Balança comercial de lácteos fecha quadrimestre com superávit em volume

O setor lácteo paranaense encerrou o primeiro quadrimestre de 2026 com saldo positivo em volume comercializado no mercado externo.

As exportações alcançaram 4,3 mil toneladas, superando as importações, que totalizaram 3,1 mil toneladas no período.

Entretanto, a balança comercial permaneceu deficitária em valor financeiro. Enquanto as vendas externas geraram receita de US$ 8,1 milhões, as importações somaram US$ 11,4 milhões.
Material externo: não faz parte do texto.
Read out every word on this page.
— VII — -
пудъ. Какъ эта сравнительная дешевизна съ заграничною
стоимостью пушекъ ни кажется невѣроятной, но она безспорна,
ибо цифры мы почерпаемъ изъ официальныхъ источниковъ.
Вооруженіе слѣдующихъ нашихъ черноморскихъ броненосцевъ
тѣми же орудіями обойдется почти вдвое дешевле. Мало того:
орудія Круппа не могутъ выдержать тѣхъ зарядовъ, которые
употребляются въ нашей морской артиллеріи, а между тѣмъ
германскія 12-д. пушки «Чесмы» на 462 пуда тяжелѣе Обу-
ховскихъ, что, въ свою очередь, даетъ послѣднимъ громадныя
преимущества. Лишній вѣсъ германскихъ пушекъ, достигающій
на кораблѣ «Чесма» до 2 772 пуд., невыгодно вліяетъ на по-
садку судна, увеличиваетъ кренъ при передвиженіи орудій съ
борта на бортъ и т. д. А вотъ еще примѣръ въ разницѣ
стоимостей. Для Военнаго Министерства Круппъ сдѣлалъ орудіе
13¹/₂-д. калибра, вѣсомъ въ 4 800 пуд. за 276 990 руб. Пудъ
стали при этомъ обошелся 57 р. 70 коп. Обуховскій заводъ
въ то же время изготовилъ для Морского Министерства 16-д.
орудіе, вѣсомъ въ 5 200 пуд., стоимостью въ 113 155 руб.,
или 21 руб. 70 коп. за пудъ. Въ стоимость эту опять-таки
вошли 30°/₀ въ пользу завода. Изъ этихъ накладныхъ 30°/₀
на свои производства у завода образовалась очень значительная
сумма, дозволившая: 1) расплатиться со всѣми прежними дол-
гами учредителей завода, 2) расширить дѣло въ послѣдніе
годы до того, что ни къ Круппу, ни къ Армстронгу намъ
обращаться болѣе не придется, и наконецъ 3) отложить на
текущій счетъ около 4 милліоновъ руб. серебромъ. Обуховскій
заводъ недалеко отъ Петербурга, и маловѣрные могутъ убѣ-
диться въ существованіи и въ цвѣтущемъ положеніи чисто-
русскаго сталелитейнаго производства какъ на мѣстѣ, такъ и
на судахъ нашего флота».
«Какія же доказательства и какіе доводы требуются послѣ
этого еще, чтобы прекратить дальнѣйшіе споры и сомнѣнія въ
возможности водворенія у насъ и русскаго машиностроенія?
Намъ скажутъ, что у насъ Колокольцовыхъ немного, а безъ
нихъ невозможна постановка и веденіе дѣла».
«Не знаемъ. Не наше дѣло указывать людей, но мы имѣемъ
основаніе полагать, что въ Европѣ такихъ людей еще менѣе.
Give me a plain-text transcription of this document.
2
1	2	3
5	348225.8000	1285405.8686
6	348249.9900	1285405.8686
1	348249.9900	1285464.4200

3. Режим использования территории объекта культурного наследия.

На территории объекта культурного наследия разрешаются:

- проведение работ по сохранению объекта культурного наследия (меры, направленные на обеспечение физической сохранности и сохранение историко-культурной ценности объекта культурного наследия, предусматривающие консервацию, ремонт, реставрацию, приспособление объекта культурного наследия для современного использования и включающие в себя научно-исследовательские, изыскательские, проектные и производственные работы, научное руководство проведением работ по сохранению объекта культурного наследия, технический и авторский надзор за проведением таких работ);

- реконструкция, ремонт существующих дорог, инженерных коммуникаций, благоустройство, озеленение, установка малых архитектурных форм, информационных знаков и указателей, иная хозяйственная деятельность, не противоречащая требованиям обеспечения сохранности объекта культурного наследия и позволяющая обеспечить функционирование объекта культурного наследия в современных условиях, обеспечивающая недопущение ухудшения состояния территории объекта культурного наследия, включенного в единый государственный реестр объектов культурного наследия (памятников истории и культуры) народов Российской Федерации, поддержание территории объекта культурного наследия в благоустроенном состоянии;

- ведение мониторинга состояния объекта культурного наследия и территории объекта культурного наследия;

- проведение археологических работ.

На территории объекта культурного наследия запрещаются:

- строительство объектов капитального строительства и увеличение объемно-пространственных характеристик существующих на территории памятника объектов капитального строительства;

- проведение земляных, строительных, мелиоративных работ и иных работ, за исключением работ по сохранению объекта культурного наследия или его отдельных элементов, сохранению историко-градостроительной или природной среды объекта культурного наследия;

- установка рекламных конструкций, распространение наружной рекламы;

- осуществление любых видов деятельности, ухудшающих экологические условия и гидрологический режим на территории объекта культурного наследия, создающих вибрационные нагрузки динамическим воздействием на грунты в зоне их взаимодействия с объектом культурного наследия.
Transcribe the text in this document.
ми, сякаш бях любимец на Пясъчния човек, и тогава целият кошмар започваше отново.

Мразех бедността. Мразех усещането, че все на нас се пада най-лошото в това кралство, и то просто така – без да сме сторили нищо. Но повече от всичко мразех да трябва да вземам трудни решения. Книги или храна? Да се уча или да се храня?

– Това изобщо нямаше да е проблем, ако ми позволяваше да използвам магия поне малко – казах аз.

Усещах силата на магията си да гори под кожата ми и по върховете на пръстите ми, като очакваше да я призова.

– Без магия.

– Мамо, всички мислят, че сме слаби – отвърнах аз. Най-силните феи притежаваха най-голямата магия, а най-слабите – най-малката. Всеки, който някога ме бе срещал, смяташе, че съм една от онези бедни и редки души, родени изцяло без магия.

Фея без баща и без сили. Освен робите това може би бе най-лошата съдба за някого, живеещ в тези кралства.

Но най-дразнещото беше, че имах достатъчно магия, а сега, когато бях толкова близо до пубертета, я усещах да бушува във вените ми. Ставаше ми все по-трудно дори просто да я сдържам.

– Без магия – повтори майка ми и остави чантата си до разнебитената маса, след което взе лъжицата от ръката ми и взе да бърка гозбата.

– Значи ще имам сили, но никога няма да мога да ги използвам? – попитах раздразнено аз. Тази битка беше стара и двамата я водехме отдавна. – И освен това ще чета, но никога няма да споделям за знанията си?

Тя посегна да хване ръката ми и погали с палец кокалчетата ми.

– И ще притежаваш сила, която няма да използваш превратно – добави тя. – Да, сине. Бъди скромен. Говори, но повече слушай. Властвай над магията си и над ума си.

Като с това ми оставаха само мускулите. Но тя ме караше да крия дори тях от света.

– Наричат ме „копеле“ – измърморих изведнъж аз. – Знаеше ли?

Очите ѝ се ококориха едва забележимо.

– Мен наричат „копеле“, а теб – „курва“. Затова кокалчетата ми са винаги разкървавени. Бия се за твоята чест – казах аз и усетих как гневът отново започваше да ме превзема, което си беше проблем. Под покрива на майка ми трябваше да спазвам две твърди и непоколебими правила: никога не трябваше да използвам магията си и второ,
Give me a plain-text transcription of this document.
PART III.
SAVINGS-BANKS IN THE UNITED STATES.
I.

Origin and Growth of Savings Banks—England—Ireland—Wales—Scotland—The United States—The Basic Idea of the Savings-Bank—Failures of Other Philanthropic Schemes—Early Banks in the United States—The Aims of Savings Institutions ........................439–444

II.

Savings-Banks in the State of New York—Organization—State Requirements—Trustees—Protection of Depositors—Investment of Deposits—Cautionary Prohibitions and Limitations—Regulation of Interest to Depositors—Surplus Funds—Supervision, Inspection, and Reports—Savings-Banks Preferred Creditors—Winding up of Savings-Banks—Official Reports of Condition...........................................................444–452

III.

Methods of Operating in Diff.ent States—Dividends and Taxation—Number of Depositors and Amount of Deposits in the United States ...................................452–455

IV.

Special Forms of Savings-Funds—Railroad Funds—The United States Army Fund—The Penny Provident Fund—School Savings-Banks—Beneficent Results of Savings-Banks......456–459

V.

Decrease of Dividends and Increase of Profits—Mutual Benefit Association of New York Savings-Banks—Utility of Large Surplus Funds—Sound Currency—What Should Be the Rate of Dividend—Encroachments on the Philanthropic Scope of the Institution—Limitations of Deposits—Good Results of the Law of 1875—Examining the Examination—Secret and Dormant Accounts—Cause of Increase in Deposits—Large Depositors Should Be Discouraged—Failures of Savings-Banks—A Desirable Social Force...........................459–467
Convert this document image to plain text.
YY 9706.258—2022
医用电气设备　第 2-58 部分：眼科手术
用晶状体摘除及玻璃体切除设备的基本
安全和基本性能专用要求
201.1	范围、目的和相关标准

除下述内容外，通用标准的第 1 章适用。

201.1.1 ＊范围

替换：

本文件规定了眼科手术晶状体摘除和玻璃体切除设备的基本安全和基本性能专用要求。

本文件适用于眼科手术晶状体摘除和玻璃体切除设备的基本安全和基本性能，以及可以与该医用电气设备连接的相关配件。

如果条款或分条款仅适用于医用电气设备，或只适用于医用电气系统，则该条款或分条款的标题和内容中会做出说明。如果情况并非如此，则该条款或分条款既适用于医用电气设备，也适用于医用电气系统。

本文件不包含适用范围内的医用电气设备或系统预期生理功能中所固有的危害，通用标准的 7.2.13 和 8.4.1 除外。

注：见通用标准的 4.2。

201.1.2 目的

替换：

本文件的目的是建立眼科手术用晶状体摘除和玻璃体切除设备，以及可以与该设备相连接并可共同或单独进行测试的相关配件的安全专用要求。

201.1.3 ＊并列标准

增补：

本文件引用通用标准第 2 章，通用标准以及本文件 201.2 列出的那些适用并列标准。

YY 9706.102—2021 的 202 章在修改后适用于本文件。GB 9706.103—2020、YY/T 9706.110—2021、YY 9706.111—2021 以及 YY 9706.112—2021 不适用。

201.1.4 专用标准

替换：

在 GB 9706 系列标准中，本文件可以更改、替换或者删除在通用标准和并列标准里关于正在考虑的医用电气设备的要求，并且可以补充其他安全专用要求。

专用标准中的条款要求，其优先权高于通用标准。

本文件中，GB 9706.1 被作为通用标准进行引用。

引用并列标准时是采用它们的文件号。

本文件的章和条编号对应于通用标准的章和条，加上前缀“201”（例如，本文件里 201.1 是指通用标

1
O resultado reflete o perfil da pauta comercial do setor. O Paraná exporta predominantemente produtos de menor valor agregado, como manteiga, enquanto importa itens com maior valor de mercado, especialmente queijos.

Agronegócio paranaense mantém trajetória de crescimento

Os números apresentados pelo Deral reforçam o bom momento vivido pelo agronegócio paranaense. A expectativa de safra recorde de cevada, o avanço do milho, o fortalecimento das exportações de proteína animal e o desempenho positivo de diferentes cadeias produtivas demonstram a diversidade e a força do setor no estado.

Mesmo diante dos desafios climáticos e das oscilações de mercado, o Paraná segue ampliando sua relevância no cenário agropecuário nacional e consolidando sua posição entre os principais polos produtores do Brasil.